Have a nice weekend.
Slava
 
You might check into into the short time rating of the wiring and relays. Don't count on CT saturation to limit the secondary current too much. CTs will gladly put out many hudreds of amps.

Example: C50, 100:5 CT. Some such CTs can have an internal resistance as low as 0.03ohms. Assume external wiring raises total resistance to 0.10 ohms. You could reproduce, without saturation, somewhere around 10,000A primary, giving 500A secondary. You could get maybe 2x that much secondary current, depending on the actual CT knee point and secondary burden.
 
size the CT and ratio to handle the short circuit issue for protection. meter the transformer secondary for load data.
 
Hello again,

I thank everybody for having given feedback.
Now, taking againg the first question I would like to emphasize:

1) If I only considered ANSI/IEEE requirement that CT ratio must give less than 100 secondary Amperes.
What happen if this is not hold?
I have seen that some relay manufacturer state that relay may support much more than this value, but ANSI standard recommends to choose CT Ratio based on getting less than 100 secondary Amperes.
Is it really important to get less than 100 A or not?
I mean, is it any effect on the CT because of this high current? (and this effect is something different from saturation!)
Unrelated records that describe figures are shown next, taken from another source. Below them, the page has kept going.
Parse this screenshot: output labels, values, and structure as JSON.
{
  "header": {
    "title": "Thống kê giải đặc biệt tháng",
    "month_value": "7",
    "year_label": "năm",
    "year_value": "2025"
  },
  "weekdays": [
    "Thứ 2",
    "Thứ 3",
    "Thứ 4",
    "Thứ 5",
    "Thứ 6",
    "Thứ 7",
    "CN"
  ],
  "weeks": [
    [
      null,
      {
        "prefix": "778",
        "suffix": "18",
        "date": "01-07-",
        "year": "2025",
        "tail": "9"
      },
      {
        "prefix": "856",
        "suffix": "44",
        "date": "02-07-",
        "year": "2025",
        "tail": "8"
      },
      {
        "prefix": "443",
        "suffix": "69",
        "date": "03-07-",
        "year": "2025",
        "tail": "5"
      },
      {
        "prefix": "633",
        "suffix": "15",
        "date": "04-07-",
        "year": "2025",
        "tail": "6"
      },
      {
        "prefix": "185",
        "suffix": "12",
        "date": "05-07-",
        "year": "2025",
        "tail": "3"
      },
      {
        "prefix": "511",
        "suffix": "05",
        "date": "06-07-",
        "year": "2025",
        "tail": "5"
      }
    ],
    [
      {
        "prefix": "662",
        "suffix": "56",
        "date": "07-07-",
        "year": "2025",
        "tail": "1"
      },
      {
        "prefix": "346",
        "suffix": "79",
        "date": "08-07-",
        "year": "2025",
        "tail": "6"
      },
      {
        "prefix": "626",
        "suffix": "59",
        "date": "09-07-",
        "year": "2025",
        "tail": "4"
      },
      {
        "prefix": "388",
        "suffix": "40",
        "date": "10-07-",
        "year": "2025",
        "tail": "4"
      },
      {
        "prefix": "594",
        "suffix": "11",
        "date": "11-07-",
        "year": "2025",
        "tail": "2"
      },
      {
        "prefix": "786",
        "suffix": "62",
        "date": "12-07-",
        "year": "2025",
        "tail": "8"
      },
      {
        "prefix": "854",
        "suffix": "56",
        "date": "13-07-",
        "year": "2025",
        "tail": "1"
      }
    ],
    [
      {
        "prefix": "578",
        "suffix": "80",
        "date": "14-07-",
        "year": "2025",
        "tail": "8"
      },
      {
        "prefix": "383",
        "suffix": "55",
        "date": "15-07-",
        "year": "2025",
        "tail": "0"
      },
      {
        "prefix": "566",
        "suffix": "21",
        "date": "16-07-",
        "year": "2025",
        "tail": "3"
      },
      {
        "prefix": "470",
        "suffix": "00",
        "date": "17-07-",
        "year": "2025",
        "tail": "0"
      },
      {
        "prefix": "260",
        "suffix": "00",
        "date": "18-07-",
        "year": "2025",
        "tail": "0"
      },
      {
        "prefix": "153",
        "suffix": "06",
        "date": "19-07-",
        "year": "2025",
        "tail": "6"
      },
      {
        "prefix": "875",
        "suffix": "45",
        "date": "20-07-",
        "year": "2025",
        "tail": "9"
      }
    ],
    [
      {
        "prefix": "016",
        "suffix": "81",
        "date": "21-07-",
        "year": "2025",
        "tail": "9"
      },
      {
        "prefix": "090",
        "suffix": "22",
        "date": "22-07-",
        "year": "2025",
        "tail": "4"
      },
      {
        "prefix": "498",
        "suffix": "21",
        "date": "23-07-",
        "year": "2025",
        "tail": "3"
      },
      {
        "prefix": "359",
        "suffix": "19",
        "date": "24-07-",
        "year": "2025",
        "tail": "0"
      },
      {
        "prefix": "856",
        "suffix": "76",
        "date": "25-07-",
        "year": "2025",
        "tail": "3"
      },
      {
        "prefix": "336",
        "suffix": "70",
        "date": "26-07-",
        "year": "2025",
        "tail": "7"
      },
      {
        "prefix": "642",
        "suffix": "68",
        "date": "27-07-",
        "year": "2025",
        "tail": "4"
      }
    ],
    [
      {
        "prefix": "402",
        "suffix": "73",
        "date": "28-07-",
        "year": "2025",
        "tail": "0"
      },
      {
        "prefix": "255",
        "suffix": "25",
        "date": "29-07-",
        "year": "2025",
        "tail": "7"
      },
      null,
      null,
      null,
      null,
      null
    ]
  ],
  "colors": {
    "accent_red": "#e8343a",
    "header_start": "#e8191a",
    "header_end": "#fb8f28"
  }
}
2) I was reading IEC standard and there is not a recommendation of having less than 100 secondary A like ANSI.

Does anybody have a good reference or example to size CT's based exclusively on IEC standard?
ANSI standard gives at least two examples that can be followed and get a clear idea, however, IEC does not.

Best Regards
 
If you get the desired performance and nothing is damaged, what would be the issue. 100A secondary (more correctly 20x rated secondary) is the point at which you have 10% error into a standard burden. Less burden can mean more current for the same knee point voltage. I'd hate to ever see a CT applied so that an IEC CT had 100A on the secondary as that would generally be 100x rated secondary.
 
Good point about 5 amp and 1 amp CT's, however we are seeing more and more 1 amp CT's here in the US. Fortunitually these are in distribution applications and in high ratio types that keep the current low.
 
Alan: If you have a CT ratio that works, forget about the ANSI standard.
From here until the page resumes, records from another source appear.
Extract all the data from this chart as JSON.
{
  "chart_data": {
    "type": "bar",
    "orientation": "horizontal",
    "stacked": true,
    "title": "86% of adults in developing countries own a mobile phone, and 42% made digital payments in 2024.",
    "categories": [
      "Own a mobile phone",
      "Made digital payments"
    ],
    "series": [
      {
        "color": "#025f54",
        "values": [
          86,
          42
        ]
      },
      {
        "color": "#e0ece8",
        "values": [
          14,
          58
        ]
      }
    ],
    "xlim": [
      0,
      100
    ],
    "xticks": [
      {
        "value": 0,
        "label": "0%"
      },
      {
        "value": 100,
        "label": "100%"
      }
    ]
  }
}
Remember that as long as your CT can provide the secondary current necessary to active your relay to trip than it doesn't matter if you go into saturation (again - another general comment, but usually holds true).
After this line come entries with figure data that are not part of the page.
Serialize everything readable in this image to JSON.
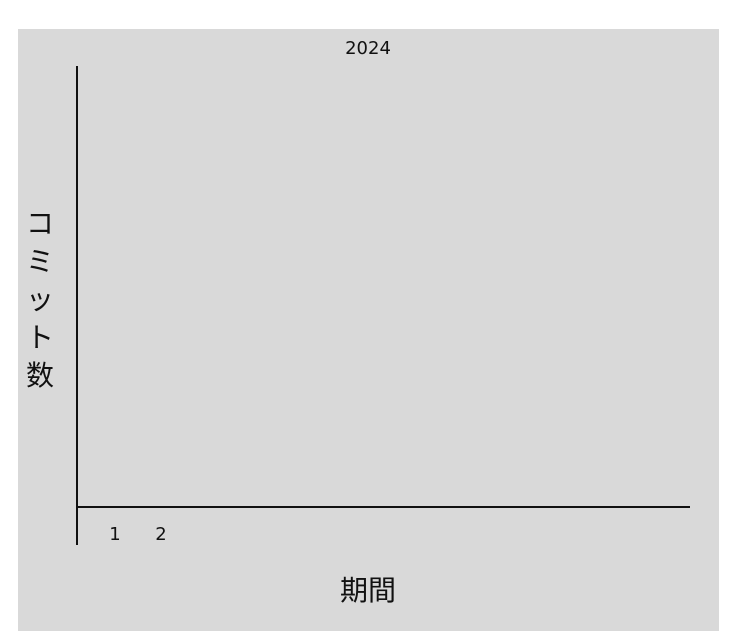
{
  "chart_data": {
    "type": "bar",
    "title": "2024",
    "xlabel": "期間",
    "ylabel": "コミット数",
    "categories": [
      "1",
      "2"
    ],
    "series": [
      {
        "values": [
          0,
          0
        ]
      }
    ],
    "grid": false,
    "background": "#d9d9d9",
    "axis_color": "#111111"
  }
}
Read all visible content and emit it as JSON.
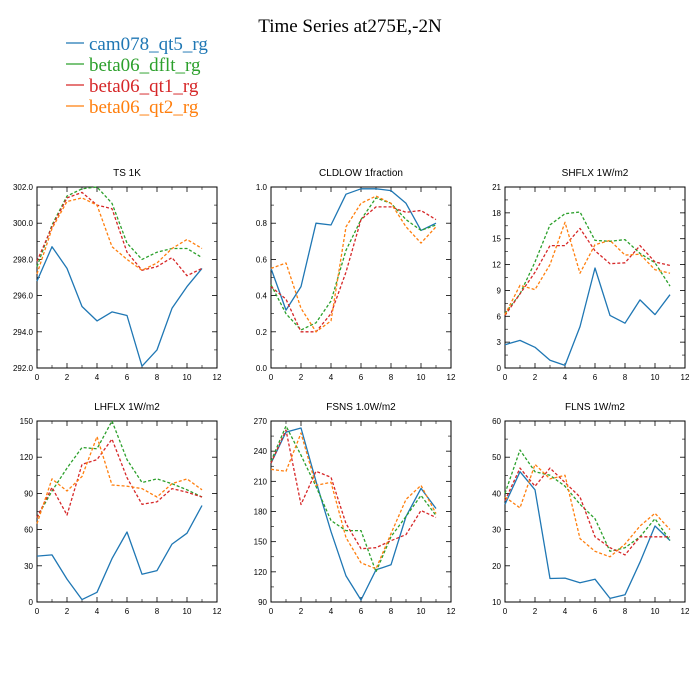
{
  "page_title": "Time Series at275E,-2N",
  "legend": [
    {
      "label": "cam078_qt5_rg",
      "color": "#1f77b4",
      "dash": false
    },
    {
      "label": "beta06_dflt_rg",
      "color": "#2ca02c",
      "dash": true
    },
    {
      "label": "beta06_qt1_rg",
      "color": "#d62728",
      "dash": true
    },
    {
      "label": "beta06_qt2_rg",
      "color": "#ff7f0e",
      "dash": true
    }
  ],
  "chart_data": [
    {
      "type": "line",
      "title": "TS   1K",
      "x": [
        0,
        1,
        2,
        3,
        4,
        5,
        6,
        7,
        8,
        9,
        10,
        11
      ],
      "xlim": [
        0,
        12
      ],
      "xticks": [
        "0",
        "2",
        "4",
        "6",
        "8",
        "10",
        "12"
      ],
      "ylim": [
        292,
        302
      ],
      "yticks": [
        "292.0",
        "294.0",
        "296.0",
        "298.0",
        "300.0",
        "302.0"
      ],
      "series": [
        {
          "name": "cam078_qt5_rg",
          "values": [
            296.8,
            298.7,
            297.5,
            295.4,
            294.6,
            295.1,
            294.9,
            292.1,
            293.0,
            295.3,
            296.5,
            297.5
          ]
        },
        {
          "name": "beta06_dflt_rg",
          "values": [
            297.6,
            299.9,
            301.5,
            301.9,
            302.0,
            301.1,
            298.9,
            298.0,
            298.4,
            298.6,
            298.6,
            298.1
          ]
        },
        {
          "name": "beta06_qt1_rg",
          "values": [
            297.9,
            299.8,
            301.4,
            301.7,
            301.0,
            300.8,
            298.4,
            297.4,
            297.6,
            298.1,
            297.1,
            297.5
          ]
        },
        {
          "name": "beta06_qt2_rg",
          "values": [
            297.2,
            299.7,
            301.2,
            301.4,
            301.0,
            298.7,
            298.0,
            297.4,
            297.8,
            298.6,
            299.1,
            298.6
          ]
        }
      ]
    },
    {
      "type": "line",
      "title": "CLDLOW   1fraction",
      "x": [
        0,
        1,
        2,
        3,
        4,
        5,
        6,
        7,
        8,
        9,
        10,
        11
      ],
      "xlim": [
        0,
        12
      ],
      "xticks": [
        "0",
        "2",
        "4",
        "6",
        "8",
        "10",
        "12"
      ],
      "ylim": [
        0,
        1
      ],
      "yticks": [
        "0.0",
        "0.2",
        "0.4",
        "0.6",
        "0.8",
        "1.0"
      ],
      "series": [
        {
          "name": "cam078_qt5_rg",
          "values": [
            0.55,
            0.32,
            0.45,
            0.8,
            0.79,
            0.96,
            0.99,
            0.99,
            0.98,
            0.91,
            0.76,
            0.8
          ]
        },
        {
          "name": "beta06_dflt_rg",
          "values": [
            0.46,
            0.3,
            0.21,
            0.25,
            0.37,
            0.65,
            0.82,
            0.94,
            0.91,
            0.82,
            0.76,
            0.79
          ]
        },
        {
          "name": "beta06_qt1_rg",
          "values": [
            0.45,
            0.38,
            0.2,
            0.2,
            0.3,
            0.53,
            0.82,
            0.89,
            0.89,
            0.86,
            0.87,
            0.82
          ]
        },
        {
          "name": "beta06_qt2_rg",
          "values": [
            0.55,
            0.58,
            0.33,
            0.2,
            0.26,
            0.78,
            0.91,
            0.95,
            0.91,
            0.78,
            0.69,
            0.78
          ]
        }
      ]
    },
    {
      "type": "line",
      "title": "SHFLX   1W/m2",
      "x": [
        0,
        1,
        2,
        3,
        4,
        5,
        6,
        7,
        8,
        9,
        10,
        11
      ],
      "xlim": [
        0,
        12
      ],
      "xticks": [
        "0",
        "2",
        "4",
        "6",
        "8",
        "10",
        "12"
      ],
      "ylim": [
        0,
        21
      ],
      "yticks": [
        "0",
        "3",
        "6",
        "9",
        "12",
        "15",
        "18",
        "21"
      ],
      "series": [
        {
          "name": "cam078_qt5_rg",
          "values": [
            2.7,
            3.2,
            2.4,
            0.9,
            0.3,
            4.8,
            11.6,
            6.1,
            5.2,
            7.9,
            6.2,
            8.5
          ]
        },
        {
          "name": "beta06_dflt_rg",
          "values": [
            6.3,
            8.6,
            12.3,
            16.6,
            17.9,
            18.1,
            14.8,
            14.7,
            14.9,
            13.3,
            12.2,
            9.5
          ]
        },
        {
          "name": "beta06_qt1_rg",
          "values": [
            6.1,
            8.6,
            11.1,
            14.2,
            14.2,
            16.2,
            13.6,
            12.1,
            12.2,
            14.2,
            12.3,
            11.9
          ]
        },
        {
          "name": "beta06_qt2_rg",
          "values": [
            6.2,
            9.6,
            9.1,
            12.0,
            16.9,
            11.0,
            14.3,
            14.8,
            13.1,
            13.2,
            11.4,
            11.0
          ]
        }
      ]
    },
    {
      "type": "line",
      "title": "LHFLX   1W/m2",
      "x": [
        0,
        1,
        2,
        3,
        4,
        5,
        6,
        7,
        8,
        9,
        10,
        11
      ],
      "xlim": [
        0,
        12
      ],
      "xticks": [
        "0",
        "2",
        "4",
        "6",
        "8",
        "10",
        "12"
      ],
      "ylim": [
        0,
        150
      ],
      "yticks": [
        "0",
        "30",
        "60",
        "90",
        "120",
        "150"
      ],
      "series": [
        {
          "name": "cam078_qt5_rg",
          "values": [
            38,
            39,
            19,
            2,
            8,
            36,
            58,
            23,
            26,
            48,
            57,
            80
          ]
        },
        {
          "name": "beta06_dflt_rg",
          "values": [
            70,
            92,
            111,
            128,
            127,
            150,
            118,
            99,
            102,
            98,
            93,
            87
          ]
        },
        {
          "name": "beta06_qt1_rg",
          "values": [
            70,
            95,
            72,
            114,
            118,
            135,
            103,
            81,
            83,
            94,
            91,
            87
          ]
        },
        {
          "name": "beta06_qt2_rg",
          "values": [
            65,
            102,
            92,
            104,
            137,
            97,
            96,
            94,
            87,
            98,
            102,
            93
          ]
        }
      ]
    },
    {
      "type": "line",
      "title": "FSNS   1.0W/m2",
      "x": [
        0,
        1,
        2,
        3,
        4,
        5,
        6,
        7,
        8,
        9,
        10,
        11
      ],
      "xlim": [
        0,
        12
      ],
      "xticks": [
        "0",
        "2",
        "4",
        "6",
        "8",
        "10",
        "12"
      ],
      "ylim": [
        90,
        270
      ],
      "yticks": [
        "90",
        "120",
        "150",
        "180",
        "210",
        "240",
        "270"
      ],
      "series": [
        {
          "name": "cam078_qt5_rg",
          "values": [
            228,
            259,
            263,
            210,
            160,
            116,
            92,
            122,
            127,
            175,
            203,
            183
          ]
        },
        {
          "name": "beta06_dflt_rg",
          "values": [
            230,
            265,
            236,
            205,
            171,
            161,
            161,
            120,
            155,
            175,
            196,
            176
          ]
        },
        {
          "name": "beta06_qt1_rg",
          "values": [
            228,
            261,
            187,
            220,
            214,
            168,
            143,
            144,
            151,
            157,
            181,
            174
          ]
        },
        {
          "name": "beta06_qt2_rg",
          "values": [
            222,
            220,
            258,
            206,
            209,
            154,
            129,
            123,
            158,
            192,
            206,
            178
          ]
        }
      ]
    },
    {
      "type": "line",
      "title": "FLNS   1W/m2",
      "x": [
        0,
        1,
        2,
        3,
        4,
        5,
        6,
        7,
        8,
        9,
        10,
        11
      ],
      "xlim": [
        0,
        12
      ],
      "xticks": [
        "0",
        "2",
        "4",
        "6",
        "8",
        "10",
        "12"
      ],
      "ylim": [
        10,
        60
      ],
      "yticks": [
        "10",
        "20",
        "30",
        "40",
        "50",
        "60"
      ],
      "series": [
        {
          "name": "cam078_qt5_rg",
          "values": [
            37,
            46,
            41,
            16.5,
            16.6,
            15.3,
            16.3,
            11,
            12,
            21,
            31,
            27
          ]
        },
        {
          "name": "beta06_dflt_rg",
          "values": [
            40,
            52,
            46,
            45,
            42,
            37,
            33,
            24,
            25,
            28,
            33,
            27
          ]
        },
        {
          "name": "beta06_qt1_rg",
          "values": [
            38,
            47,
            42,
            47,
            43,
            39,
            28,
            25,
            23,
            28,
            28,
            28
          ]
        },
        {
          "name": "beta06_qt2_rg",
          "values": [
            39,
            36,
            48,
            44,
            45,
            27.5,
            24,
            22.5,
            26,
            31,
            34.5,
            30
          ]
        }
      ]
    }
  ]
}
I often find myself very confused when I see discussions about different standards in this forum. The utility I work for governs itself and we are not subject to ANSI, IEEE, NEC, etc... We have developed our own standards that I've been told either meet or exceed other industry standards. Often i find myself at a disadvantage because of this.
 
I don't understand what is standard 100A.. more or less.
What David and Mark saied, if CT provide a needed secondary current, all well.
Protective relay have a 40In setting. Only check thar relay and CT will no dameged, it's all.
Lot of application for MV have a "small" CT ( 50-100A) with SC aboyt 25-40kA.

Best Regards.
Slava.

Mark, btw, we have also our own standard.